Mohammed Yusuf Khatri (born:) is an Indian master craftsman from Madhya Pradesh.

== Early life and education ==
Khatri was born on 1 January 1967 in Bagh, Madhya Pradesh, where he had learnt the traditional Craft of Bagh Print at a young age from his parents. His family has been working in the trade of traditional Alizarin Bagh print since 7th century.

==Notable work==
Earlier Mohammed Yusuf Khatri and his family used to prefabricate different traditional dresses for the persons belonging to different castes living in tribal area of Bagh block of Dhar district of Madhya Pradesh. Because the people of different castes and families had different dresses like Maroo, Jat, Meghwal, Mahajan, Bhil, Bhilala society and they were identified with their dresses. After 1990 Mohammed Yusuf Khatri did new experiments on the clothes for urban market. He did block printing with hand and designed cultural clothing firstly.
He also experimented incorporating modernity in the wooden blocks and colours in such a way that its fame and popularity could be established for a long time on the national and international level.
He proved his imagination true by making craft on bamboo mat, leather, jute etc. besides cloth, Bagh Print was engraved with natural colours on bamboo chick. This was the first experiment of the world which was completed with colours on bamboo mat.
It is notable that before or after popularity of Bagh print in the world, no example of such kind is recorded. Hence it is the first sample of such art in the world.
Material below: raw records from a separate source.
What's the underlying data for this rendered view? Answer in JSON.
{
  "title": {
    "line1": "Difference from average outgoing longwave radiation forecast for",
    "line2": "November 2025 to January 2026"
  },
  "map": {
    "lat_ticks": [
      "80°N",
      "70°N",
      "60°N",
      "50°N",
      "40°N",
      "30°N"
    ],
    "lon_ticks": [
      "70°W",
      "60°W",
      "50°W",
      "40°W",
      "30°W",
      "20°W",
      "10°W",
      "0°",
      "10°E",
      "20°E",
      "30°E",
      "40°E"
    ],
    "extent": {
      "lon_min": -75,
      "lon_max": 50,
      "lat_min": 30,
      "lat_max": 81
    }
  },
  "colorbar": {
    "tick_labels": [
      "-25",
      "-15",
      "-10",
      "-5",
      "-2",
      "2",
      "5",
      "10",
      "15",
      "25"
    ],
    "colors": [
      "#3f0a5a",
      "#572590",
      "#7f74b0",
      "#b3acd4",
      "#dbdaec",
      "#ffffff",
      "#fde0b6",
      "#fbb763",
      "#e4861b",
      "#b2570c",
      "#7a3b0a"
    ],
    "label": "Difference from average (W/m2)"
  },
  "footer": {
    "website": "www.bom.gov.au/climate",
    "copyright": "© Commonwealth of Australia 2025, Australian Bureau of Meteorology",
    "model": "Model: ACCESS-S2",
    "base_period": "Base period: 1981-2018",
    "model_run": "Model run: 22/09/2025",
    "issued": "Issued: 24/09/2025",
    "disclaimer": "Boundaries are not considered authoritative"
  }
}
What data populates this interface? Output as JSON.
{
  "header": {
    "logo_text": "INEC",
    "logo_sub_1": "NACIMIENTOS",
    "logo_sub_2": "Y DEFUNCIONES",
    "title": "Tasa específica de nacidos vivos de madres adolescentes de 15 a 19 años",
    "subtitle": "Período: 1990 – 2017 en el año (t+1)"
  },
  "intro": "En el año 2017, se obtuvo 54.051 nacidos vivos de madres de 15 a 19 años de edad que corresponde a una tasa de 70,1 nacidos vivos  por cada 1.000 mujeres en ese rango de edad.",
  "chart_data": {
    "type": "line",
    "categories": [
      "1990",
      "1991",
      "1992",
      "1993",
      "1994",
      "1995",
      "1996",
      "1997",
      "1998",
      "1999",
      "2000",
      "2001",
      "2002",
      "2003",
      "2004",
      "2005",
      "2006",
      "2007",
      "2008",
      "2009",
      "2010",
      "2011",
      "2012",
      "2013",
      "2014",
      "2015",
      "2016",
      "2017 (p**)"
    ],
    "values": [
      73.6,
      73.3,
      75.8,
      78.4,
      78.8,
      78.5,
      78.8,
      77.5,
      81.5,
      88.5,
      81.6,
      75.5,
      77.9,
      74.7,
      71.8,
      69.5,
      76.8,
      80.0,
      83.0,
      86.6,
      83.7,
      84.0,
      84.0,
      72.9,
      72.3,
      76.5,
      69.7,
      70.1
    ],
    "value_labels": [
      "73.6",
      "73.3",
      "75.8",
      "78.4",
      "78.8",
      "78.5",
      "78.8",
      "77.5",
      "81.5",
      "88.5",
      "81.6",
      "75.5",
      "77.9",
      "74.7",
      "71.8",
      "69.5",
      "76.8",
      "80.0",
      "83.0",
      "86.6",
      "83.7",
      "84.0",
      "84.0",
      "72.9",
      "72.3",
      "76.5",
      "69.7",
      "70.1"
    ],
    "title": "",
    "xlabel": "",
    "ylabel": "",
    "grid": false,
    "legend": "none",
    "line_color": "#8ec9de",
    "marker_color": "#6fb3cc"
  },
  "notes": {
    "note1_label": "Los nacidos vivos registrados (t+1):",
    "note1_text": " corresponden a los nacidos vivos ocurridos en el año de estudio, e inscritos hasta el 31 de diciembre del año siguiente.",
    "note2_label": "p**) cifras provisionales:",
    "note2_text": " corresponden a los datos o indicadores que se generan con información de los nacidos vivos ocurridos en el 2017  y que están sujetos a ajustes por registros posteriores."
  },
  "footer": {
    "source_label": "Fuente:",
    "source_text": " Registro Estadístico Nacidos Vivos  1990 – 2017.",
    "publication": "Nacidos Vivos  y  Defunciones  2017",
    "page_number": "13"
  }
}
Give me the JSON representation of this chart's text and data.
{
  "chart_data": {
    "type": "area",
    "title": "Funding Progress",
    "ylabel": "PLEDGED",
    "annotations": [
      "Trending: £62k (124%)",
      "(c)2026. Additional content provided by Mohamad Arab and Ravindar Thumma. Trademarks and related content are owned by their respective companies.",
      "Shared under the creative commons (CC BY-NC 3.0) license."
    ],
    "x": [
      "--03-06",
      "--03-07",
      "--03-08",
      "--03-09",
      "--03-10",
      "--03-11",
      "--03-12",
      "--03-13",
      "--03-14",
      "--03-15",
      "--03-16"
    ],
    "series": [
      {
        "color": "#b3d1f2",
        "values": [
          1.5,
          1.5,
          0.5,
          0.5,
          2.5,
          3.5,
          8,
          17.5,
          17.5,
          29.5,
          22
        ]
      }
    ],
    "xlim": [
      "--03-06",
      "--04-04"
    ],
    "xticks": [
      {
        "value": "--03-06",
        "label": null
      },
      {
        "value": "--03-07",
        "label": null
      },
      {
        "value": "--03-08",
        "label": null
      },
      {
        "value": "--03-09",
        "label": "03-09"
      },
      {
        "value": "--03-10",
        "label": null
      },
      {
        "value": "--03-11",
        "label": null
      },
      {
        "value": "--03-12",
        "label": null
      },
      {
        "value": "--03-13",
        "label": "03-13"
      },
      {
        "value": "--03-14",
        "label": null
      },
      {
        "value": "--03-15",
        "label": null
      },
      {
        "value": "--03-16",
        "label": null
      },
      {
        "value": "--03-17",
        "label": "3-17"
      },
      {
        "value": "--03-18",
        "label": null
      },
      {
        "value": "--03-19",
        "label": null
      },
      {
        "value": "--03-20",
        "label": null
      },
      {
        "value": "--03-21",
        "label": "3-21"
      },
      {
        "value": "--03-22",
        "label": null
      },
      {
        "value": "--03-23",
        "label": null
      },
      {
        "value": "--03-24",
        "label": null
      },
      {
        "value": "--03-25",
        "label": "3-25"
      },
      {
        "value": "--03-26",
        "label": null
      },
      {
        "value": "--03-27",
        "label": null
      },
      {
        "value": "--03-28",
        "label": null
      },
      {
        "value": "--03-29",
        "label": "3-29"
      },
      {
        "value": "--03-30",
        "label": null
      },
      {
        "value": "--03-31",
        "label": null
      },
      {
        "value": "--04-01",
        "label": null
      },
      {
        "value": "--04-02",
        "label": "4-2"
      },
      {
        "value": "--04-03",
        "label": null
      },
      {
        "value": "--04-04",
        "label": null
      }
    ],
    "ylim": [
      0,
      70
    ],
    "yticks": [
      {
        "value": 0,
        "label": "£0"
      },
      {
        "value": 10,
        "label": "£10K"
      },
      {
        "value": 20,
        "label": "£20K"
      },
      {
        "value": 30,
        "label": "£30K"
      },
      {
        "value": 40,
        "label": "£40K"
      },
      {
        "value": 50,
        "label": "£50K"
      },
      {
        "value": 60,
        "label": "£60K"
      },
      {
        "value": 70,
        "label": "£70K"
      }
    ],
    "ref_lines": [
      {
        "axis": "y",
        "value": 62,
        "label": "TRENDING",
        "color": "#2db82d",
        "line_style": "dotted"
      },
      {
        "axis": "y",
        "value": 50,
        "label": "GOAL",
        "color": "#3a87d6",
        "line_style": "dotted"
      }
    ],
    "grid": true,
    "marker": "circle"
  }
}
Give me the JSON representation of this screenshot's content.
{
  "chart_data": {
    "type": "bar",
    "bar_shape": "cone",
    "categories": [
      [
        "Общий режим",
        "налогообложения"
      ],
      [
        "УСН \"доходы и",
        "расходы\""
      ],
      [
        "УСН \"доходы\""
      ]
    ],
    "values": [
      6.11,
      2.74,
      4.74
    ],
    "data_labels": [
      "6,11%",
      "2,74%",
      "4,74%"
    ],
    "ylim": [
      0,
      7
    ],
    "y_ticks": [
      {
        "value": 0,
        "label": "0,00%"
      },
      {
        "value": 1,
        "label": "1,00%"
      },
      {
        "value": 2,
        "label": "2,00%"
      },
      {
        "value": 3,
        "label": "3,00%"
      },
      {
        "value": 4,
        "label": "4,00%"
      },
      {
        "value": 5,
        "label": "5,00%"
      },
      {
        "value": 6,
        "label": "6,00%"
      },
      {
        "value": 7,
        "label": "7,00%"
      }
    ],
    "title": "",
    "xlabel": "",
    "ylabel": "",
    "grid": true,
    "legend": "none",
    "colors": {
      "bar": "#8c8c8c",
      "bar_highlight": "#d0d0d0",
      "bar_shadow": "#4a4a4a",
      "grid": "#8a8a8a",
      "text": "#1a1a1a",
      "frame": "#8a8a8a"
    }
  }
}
==Bagh print tableau on republic day parade==

The tableau of Bagh prints was displayed in republic day celebration parade 2011 from rajpath to red fort. This full tableau was based on live demo of Bagh prints. In this tableau Mohammed Yusuf Khatri exhibited the live demo of Bagh prints craft. on republic day celebration, the craft of Bagh prints was introduced to the former honourable president of india Pratibha Devisingh Patil & Honourable vice president Dr. Hamid Ansari & the then honourable prime minister Dr. Manmohan Singh took the information of excellencies of Bagh prints and admired the craft person a lot.

==Awards and honour==

===International===
Award of excellence for handicraft by UNESCO 2014
Seal of Excellence for Handicrafts by UNESCO 2007

===National===
National award 2003 (Handicraft) by ministry of textiles, government of india.
National award 2003 (Handloom) by ministry of textiles, government of india.